Facing north, I timed my run and sprinted between a speeding Maserati and two teenagers in a birthday BMW convertible. A dirt trail peeled down the mountainside and through the chaparral for about a mile or so, eventually leading to a side street and Crystalwater Canyon Park, a small but immaculately kept recreation area featuring a few picnic tables, some shade trees, and a basketball court. Ignoring the sap dripping down its trunk, I sat underneath a thick fir tree. The ballplayers limbered up for an after-work run or two before the sun set. A lone black man, in his mid-thirties, light-skinned and shirtless, paced at center court. He was one of those semiskilled hoopsters who frequented the white courts in ritzy neighborhoods like Brentwood and Laguna, looking for a decent game, an opportunity to dominate, and who knows, maybe even a job prospect.

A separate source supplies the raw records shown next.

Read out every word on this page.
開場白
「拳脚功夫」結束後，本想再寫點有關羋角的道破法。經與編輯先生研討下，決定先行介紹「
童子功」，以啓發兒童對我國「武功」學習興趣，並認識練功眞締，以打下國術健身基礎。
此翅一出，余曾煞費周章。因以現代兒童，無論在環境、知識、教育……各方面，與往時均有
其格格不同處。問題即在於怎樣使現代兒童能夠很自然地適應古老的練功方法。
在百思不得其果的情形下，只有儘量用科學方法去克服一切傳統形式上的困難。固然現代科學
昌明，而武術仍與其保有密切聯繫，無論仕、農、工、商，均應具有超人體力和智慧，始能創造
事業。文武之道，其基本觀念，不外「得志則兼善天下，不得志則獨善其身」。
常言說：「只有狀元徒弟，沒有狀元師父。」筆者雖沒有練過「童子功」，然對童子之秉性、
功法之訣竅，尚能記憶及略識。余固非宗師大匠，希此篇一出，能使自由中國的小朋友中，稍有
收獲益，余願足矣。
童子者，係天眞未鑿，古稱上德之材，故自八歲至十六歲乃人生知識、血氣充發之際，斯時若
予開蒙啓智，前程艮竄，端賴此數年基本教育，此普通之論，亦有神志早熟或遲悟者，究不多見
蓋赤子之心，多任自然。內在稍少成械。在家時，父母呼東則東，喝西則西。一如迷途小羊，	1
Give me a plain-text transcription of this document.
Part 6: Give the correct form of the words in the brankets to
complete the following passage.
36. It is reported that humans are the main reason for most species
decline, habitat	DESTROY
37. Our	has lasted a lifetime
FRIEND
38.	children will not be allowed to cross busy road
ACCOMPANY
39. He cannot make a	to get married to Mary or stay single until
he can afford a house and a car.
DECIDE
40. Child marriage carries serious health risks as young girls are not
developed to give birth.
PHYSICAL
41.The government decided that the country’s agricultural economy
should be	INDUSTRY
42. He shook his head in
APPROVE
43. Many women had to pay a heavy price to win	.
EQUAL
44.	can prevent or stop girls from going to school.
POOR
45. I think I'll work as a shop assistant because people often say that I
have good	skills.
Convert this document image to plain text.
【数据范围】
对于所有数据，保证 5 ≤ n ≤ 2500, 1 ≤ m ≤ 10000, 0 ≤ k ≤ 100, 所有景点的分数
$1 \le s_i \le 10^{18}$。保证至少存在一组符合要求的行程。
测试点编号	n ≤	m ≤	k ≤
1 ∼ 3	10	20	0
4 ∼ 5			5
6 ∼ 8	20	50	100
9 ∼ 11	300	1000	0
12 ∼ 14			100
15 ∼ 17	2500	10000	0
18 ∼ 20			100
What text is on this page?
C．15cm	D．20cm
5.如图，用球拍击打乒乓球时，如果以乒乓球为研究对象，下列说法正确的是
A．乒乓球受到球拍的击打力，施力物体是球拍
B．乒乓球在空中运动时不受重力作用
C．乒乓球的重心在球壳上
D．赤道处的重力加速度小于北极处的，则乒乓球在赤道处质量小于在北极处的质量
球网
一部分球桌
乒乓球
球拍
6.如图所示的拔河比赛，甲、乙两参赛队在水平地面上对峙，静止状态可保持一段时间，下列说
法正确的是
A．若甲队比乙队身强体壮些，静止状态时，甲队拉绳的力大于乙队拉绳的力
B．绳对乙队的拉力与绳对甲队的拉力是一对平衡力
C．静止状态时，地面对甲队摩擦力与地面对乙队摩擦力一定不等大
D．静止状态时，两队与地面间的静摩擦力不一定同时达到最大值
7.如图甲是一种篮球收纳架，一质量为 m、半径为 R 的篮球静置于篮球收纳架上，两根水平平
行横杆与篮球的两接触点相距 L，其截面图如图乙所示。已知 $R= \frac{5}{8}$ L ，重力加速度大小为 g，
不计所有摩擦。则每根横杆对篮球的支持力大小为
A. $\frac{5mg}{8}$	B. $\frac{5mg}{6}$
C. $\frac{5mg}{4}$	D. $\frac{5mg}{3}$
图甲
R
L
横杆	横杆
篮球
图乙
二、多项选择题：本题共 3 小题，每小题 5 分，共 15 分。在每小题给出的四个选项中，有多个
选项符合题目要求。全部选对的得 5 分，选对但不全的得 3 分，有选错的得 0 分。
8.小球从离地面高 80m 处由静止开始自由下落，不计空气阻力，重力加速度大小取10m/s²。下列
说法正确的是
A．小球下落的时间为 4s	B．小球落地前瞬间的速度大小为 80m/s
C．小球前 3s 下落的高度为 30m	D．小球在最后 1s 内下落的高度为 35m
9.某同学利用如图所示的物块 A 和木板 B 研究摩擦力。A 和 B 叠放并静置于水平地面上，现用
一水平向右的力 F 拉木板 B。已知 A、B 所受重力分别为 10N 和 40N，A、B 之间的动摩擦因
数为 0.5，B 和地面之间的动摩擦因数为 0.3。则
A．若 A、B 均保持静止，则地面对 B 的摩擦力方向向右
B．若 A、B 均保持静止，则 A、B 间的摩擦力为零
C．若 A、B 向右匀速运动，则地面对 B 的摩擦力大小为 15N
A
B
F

“Any niggers out here for the attention, get the fuck off the court,” the brother yelled to the delight of the white boys.

The philosophy professor on sabbatical inbounded the ball. A personal-injury lawyer hit a corner jumper. Displaying a surprisingly good handle, a fat pharmacist crossovered a pediatrician, but bricked the layup. The day trader air-balled a shot that sailed out of bounds and rolled toward the parking lot. Even in L.A., where luxury cars, like shopping carts at the supermarket, are everywhere you look, Foy’s ’56 300SL was unmistakable. There couldn’t have been more than a hundred left on the planet. Near the front fender, Foy sat in a small lawn chair, dressed in only his boxers, a T-shirt, and sandals, chatting into his phone and typing on a laptop almost as old as his car. He was drying his clothes. His shirts and pants hanging from hangers hooked onto the car’s gull-wing doors, which were in full flight and hovering above like wings on a silver dragon. I had to ask. I got up and walked past the basketball game. Two players vying for a loose ball tumbled by. Arguing over possession before they got to their feet.

“Who’s that off of?” a player in beat-up sneakers asked me, his outstretched arms a silent plea for mercy. I recognized the guy. The mustachioed lead detective in a long-canceled but still-in-syndication cop show — big in Ukraine. “That’s off the dude with the hairy chest.” The movie star disagreed. But it was the right call.